Crisis in Education

Schools in Delhi, Telangana, Karnataka, Tamil Nadu, Rajasthan, Madhya Pradesh, Ladakh reopen from today. For most of the states, the attendance has been made voluntary. SOPs have been released to ensure the safety of students which include staggered lunch breaks, minimum seating capacity in class, masking and sanitization protocols. This is enormously welcome. By forcing schools shut since March 2020, the Covid-19 pandemic has thrown students and teachers into a deep crisis. The Centre’s shortsightedness in not including teachers as frontline workers whose inoculation must be prioritised, shares the blame for compounding school closures. Unless faced with emergency situations such as the question of holding board exams, governments have paid little attention to an
education catastrophe in the making.

According to a parliamentary standing committee report, “around 320 million children in India have not stepped into a classroom for more than a year.” The brunt of this blow has fallen on the vast majority of children who have no means to enter the digital classroom. Even for those able to access online classes, one-way digital learning has been a poor substitute for the physical classroom. Teachers and educationists fear that the consequences of this schooling gap on learning, an area of concern even before Covid, might be formidable. A study carried out in January this year in five
states by a research group from Azim Premji University found not only evidence of a learning loss, but an alarming regression in children’s abilities. Ninety-two per cent had lost one specific language ability and 82 per cent at least one specific mathematical ability from the previous year across all classes. The measure of the absence of school from the lives of children is not only in the loss of learning. It has had emotional costs and most likely led to poor nutrition in the absence of hot cooked mid-day meals.

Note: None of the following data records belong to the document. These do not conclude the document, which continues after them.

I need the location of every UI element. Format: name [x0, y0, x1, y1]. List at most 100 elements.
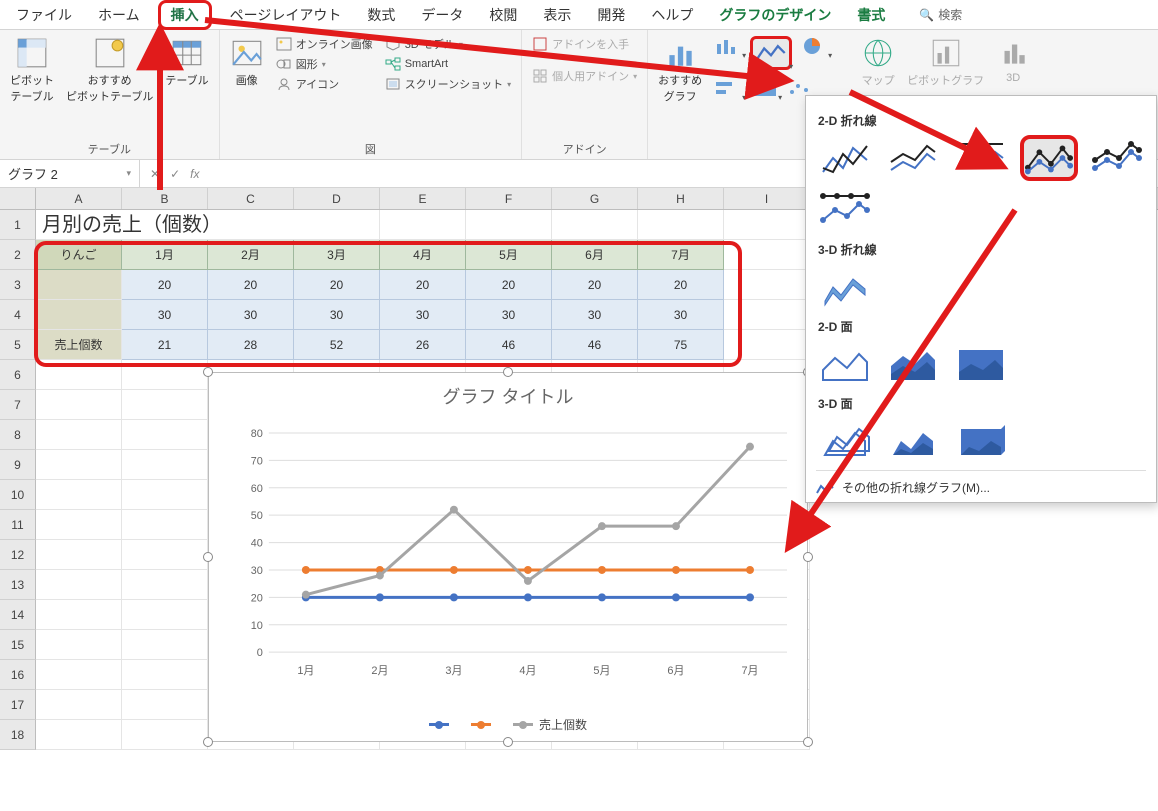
- line-basic[interactable]: [816, 135, 874, 181]
- 3dmodel-button[interactable]: 3D モデル ▾: [385, 36, 511, 52]
- cell[interactable]: 月別の売上（個数）: [36, 210, 380, 240]
- row-header[interactable]: 4: [0, 300, 36, 330]
- tab-help[interactable]: ヘルプ: [643, 1, 701, 29]
- cell[interactable]: [36, 450, 122, 480]
- cell[interactable]: 20: [294, 270, 380, 300]
- cell[interactable]: [36, 570, 122, 600]
- cell[interactable]: [36, 480, 122, 510]
- resize-handle[interactable]: [803, 552, 813, 562]
- smartart-button[interactable]: SmartArt: [385, 56, 511, 72]
- cell[interactable]: [36, 300, 122, 330]
- line-3d[interactable]: [816, 264, 874, 310]
- tab-insert[interactable]: 挿入: [158, 0, 212, 30]
- tab-dev[interactable]: 開発: [589, 1, 633, 29]
- tab-formula[interactable]: 数式: [359, 1, 403, 29]
- cell[interactable]: [122, 480, 208, 510]
- cell[interactable]: 28: [208, 330, 294, 360]
- chart-title[interactable]: グラフ タイトル: [209, 373, 807, 409]
- pivot-chart-button[interactable]: ピボットグラフ: [907, 36, 984, 88]
- cell[interactable]: 6月: [552, 240, 638, 270]
- cell[interactable]: [36, 390, 122, 420]
- cancel-icon[interactable]: ✕: [150, 167, 160, 181]
- cell[interactable]: [122, 360, 208, 390]
- cell[interactable]: [36, 510, 122, 540]
- cell[interactable]: 30: [638, 300, 724, 330]
- resize-handle[interactable]: [503, 737, 513, 747]
- cell[interactable]: 26: [380, 330, 466, 360]
- cell[interactable]: 20: [466, 270, 552, 300]
- 3d-button[interactable]: 3D: [996, 36, 1030, 84]
- cell[interactable]: [122, 600, 208, 630]
- cell[interactable]: [380, 210, 466, 240]
- cell[interactable]: 20: [638, 270, 724, 300]
- cell[interactable]: [36, 420, 122, 450]
- rec-chart-button[interactable]: おすすめ グラフ: [658, 36, 702, 104]
- resize-handle[interactable]: [203, 552, 213, 562]
- cell[interactable]: 7月: [638, 240, 724, 270]
- cell[interactable]: [122, 510, 208, 540]
- cell[interactable]: [724, 270, 810, 300]
- resize-handle[interactable]: [803, 737, 813, 747]
- area-100[interactable]: [952, 341, 1010, 387]
- cell[interactable]: 30: [294, 300, 380, 330]
- tab-view[interactable]: 表示: [535, 1, 579, 29]
- row-header[interactable]: 2: [0, 240, 36, 270]
- cell[interactable]: [122, 450, 208, 480]
- resize-handle[interactable]: [203, 737, 213, 747]
- cell[interactable]: [724, 330, 810, 360]
- cell[interactable]: [36, 540, 122, 570]
- shapes-button[interactable]: 図形 ▾: [276, 56, 373, 72]
- cell[interactable]: [122, 720, 208, 750]
- col-I[interactable]: I: [724, 188, 810, 209]
- resize-handle[interactable]: [503, 367, 513, 377]
- col-A[interactable]: A: [36, 188, 122, 209]
- area-basic[interactable]: [816, 341, 874, 387]
- cell[interactable]: [122, 390, 208, 420]
- icons-button[interactable]: アイコン: [276, 76, 373, 92]
- chart-line-button[interactable]: ▾: [750, 36, 792, 70]
- cell[interactable]: 30: [208, 300, 294, 330]
- screenshot-button[interactable]: スクリーンショット ▾: [385, 76, 511, 92]
- tab-file[interactable]: ファイル: [8, 1, 80, 29]
- cell[interactable]: [122, 690, 208, 720]
- online-image-button[interactable]: オンライン画像: [276, 36, 373, 52]
- col-H[interactable]: H: [638, 188, 724, 209]
- cell[interactable]: [36, 360, 122, 390]
- tab-layout[interactable]: ページレイアウト: [222, 1, 350, 29]
- cell[interactable]: 30: [380, 300, 466, 330]
- get-addin-button[interactable]: アドインを入手: [532, 36, 637, 52]
- tab-format[interactable]: 書式: [849, 1, 893, 29]
- row-header[interactable]: 10: [0, 480, 36, 510]
- row-header[interactable]: 5: [0, 330, 36, 360]
- col-F[interactable]: F: [466, 188, 552, 209]
- cell[interactable]: 30: [552, 300, 638, 330]
- table-button[interactable]: テーブル: [165, 36, 208, 88]
- enter-icon[interactable]: ✓: [170, 167, 180, 181]
- rec-pivot-button[interactable]: おすすめ ピボットテーブル: [66, 36, 153, 104]
- row-header[interactable]: 7: [0, 390, 36, 420]
- my-addin-button[interactable]: 個人用アドイン ▾: [532, 68, 637, 84]
- row-header[interactable]: 8: [0, 420, 36, 450]
- cell[interactable]: 46: [552, 330, 638, 360]
- col-D[interactable]: D: [294, 188, 380, 209]
- chart-legend[interactable]: 売上個数: [209, 716, 807, 733]
- cell[interactable]: 75: [638, 330, 724, 360]
- pivot-table-button[interactable]: ピボット テーブル: [10, 36, 54, 104]
- row-header[interactable]: 16: [0, 660, 36, 690]
- tab-data[interactable]: データ: [413, 1, 471, 29]
- chart-pie-button[interactable]: ▾: [800, 36, 828, 56]
- row-header[interactable]: 9: [0, 450, 36, 480]
- cell[interactable]: 52: [294, 330, 380, 360]
- name-box[interactable]: グラフ 2 ▾: [0, 160, 140, 187]
- cell[interactable]: [724, 240, 810, 270]
- row-header[interactable]: 18: [0, 720, 36, 750]
- line-stacked-markers[interactable]: [1088, 135, 1146, 181]
- line-100stacked[interactable]: [952, 135, 1010, 181]
- cell[interactable]: 2月: [208, 240, 294, 270]
- tab-chart-design[interactable]: グラフのデザイン: [711, 1, 839, 29]
- map-button[interactable]: マップ: [861, 36, 895, 88]
- cell[interactable]: 20: [208, 270, 294, 300]
- row-header[interactable]: 15: [0, 630, 36, 660]
- cell[interactable]: 46: [466, 330, 552, 360]
- line-markers[interactable]: [1020, 135, 1078, 181]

Going back to school comes with a set of daunting challenges – and not just involving social distancing protocols. From mapping the number of children who have dropped out of education and coaxing students back, to bridge courses that can help restore their skills and confidence, schools must be ready with nimble solutions. The urgent need to return primary school children to the physical classroom, too, can no longer be ignored if the inter-generational loss of learning is not to become permanent. On their part, governments must resist imposing top-down technocratic solutions – and allow schools to take the lead in designing interventions or adapt to the developing Covid situation in their respective areas.